By: Hillary Schulman
I am angry. Why in this world does no one listen to each other or themselves? I have recently seen a video entitled, “What 10 Hours of Street Harassment Looks Like” in which a woman, dressed in regular clothes, walks around New York City for 10 hours and records what happens. In those 10 hours, the woman received countless unwanted advances including whistling, catcalls, and men trying to get her to smile. What I want to know is in the few seconds that it takes to make a woman uncomfortable, why doesn’t the thought of, “Hmm, maybe I shouldn’t…. I don’t know her story” go through the man’s head? They think they’re being nice, but instead they are making women uncomfortable. No one – and I mean no one – deserves to feel unsafe in his or her surroundings.
I am confused. I wrote a blog a few months ago about social media, how it can be deceiving that we actually care about a certain topic and that people should actually do something about those topics if they genuinely care. Well this woman did do something about it. So why don’t people listen? Why don’t more people stand up for the people who are being harassed? We share the videos and we see the evidence, but nothing is done about it.
I am regressing. I remember one summer during college when I worked at a grassroots organization and went door to door raising money for a non-political campaign. We would go in groups to different areas of Boston and surrounding areas and then individually to neighborhoods to canvass. We would walk around from 3:00pm until 8 or 8:30pm by ourselves in these areas with no way to get back unless everyone left together. I remember one day we went out in a thunderstorm, and they didn’t allow us to return to the headquarters. Another time in Allston, I experienced what this woman in the video experienced: five hours of being uncomfortable in my surroundings with people telling me to smile and letting me know they’ve been watching me with no way to protect myself; it’s unnerving.

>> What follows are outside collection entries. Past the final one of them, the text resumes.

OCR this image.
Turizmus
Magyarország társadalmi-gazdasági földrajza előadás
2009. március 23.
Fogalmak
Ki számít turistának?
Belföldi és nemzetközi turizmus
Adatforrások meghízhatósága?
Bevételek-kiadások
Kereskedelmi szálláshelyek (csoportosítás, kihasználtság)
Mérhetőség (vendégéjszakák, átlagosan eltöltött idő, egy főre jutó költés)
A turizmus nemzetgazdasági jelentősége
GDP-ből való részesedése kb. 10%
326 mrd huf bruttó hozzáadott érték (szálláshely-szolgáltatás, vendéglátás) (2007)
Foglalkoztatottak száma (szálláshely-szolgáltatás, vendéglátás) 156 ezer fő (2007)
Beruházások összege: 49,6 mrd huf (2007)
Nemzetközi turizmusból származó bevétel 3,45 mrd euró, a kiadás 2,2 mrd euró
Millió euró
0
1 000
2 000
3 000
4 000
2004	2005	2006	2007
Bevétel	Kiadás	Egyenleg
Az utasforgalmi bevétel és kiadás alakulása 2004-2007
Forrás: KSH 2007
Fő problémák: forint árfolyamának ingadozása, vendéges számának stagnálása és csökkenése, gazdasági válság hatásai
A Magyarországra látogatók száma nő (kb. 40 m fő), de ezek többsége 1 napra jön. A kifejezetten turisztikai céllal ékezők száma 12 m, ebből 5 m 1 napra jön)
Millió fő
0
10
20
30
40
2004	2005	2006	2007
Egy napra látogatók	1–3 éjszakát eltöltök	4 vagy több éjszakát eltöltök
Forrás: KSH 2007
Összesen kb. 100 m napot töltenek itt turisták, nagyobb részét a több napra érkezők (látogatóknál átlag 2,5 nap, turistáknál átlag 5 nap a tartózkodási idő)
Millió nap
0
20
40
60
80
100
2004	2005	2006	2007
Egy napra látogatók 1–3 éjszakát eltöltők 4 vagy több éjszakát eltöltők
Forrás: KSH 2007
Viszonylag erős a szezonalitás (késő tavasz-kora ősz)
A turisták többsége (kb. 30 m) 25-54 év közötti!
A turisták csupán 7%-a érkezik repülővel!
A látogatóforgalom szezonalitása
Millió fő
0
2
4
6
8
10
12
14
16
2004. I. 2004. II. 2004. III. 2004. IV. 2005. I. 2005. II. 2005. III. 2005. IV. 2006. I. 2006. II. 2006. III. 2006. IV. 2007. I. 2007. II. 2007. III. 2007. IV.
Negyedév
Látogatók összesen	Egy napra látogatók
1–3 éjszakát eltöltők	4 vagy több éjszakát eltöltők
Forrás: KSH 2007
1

We can change. In my last blog, I mention that we are able to change our ways. People aren’t only sharing and forgetting. They are sharing and expecting us to do something about it. Take responsibility for your actions – I’m talking to you Michael Che. Let’ s make this a world in which we don’t fear for our children’s lives if they want to walk to the park – a world where men and women can walk in New York City without someone actively disrupting their peace of mind.